Abstract strategy game

Starting position for 3×3 Dodgem

Dodgem is a simple abstract strategy game invented by Colin Vout in 1972 while he was a mathematics student at the University of Cambridge as described in the book Winning Ways. It is played on an n×n board with n-1 cars for each player—two cars each on a 3×3 board is enough for an interesting game, but larger sizes are also possible.

==Play==
The board is initially set up with n-1 blue cars along the left edge and n-1 red cars along the bottom edge, the bottom left square remaining empty. Turns alternate: player 1 ("Left")'s turn is to move any one of the blue cars one space forwards (right) or sideways (up or down). Player 2 ("Bottom")'s turn is to move any one of the red cars one space forwards (up) or sideways (left or right).

Cars may not move onto occupied spaces. They may leave the board, but only by a forward move. A car which leaves the board is out of the game. There are no captures. A player must always leave their opponent a legal move or else forfeit the game.

The winner is the player who first gets all their pieces off the board, or has all their cars blocked in by their opponent.

==Theory==
The 3×3 game can be completely analyzed (strongly solved) and is a win for the first player—a table showing who wins from every possible position is given in Winning Ways, and given this information it is easy to read off a winning strategy. For Dodgem on a 3x3 board, there are 1963 reachable positions. Out of the 1963 reachable positions, 1123 of them are winning, 840 of them are losing for the player-to-move, and there are no draws.

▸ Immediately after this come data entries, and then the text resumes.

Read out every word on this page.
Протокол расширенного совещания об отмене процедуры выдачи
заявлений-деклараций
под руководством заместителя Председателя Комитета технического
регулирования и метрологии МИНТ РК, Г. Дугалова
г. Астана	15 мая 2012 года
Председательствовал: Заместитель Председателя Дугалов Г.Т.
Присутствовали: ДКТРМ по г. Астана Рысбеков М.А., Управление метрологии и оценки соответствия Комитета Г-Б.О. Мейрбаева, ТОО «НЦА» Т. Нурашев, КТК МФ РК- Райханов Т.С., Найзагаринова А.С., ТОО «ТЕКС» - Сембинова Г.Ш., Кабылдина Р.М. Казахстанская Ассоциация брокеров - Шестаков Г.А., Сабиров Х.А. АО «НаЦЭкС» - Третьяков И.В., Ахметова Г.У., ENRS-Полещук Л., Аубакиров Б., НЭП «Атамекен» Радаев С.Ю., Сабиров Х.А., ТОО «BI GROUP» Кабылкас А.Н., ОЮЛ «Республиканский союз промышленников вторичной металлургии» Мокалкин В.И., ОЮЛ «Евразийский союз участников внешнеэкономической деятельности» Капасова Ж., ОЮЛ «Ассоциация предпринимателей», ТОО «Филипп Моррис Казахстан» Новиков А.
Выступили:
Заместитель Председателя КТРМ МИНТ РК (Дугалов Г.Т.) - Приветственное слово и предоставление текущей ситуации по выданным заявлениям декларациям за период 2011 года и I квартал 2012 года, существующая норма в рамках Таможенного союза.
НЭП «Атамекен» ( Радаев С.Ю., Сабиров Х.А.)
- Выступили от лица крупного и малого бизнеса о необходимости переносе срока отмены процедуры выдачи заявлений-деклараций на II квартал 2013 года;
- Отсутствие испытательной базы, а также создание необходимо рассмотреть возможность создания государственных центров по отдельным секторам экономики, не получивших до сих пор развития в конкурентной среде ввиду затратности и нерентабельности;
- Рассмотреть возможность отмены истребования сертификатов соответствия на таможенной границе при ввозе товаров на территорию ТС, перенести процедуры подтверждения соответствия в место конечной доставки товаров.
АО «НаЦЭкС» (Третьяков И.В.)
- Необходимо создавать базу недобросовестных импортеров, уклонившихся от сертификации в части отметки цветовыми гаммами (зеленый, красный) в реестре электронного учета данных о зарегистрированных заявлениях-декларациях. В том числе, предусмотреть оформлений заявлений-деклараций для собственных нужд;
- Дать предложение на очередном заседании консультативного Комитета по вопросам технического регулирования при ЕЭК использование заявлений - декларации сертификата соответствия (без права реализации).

David des Jardins showed in 1996 that the 4×4 and 5×5 games never end with perfect play—both players get stuck shuffling their cars from side to side to prevent the other from winning. He conjectures that this is true for all larger boards. In addition, a Python package has been developed for playing and analyzing Dodgem on 3×3, 4×4, and 5×5 boards, providing perfect-opponent play, a command-line interface, a Tkinter GUI, a Python API, and a casual online version.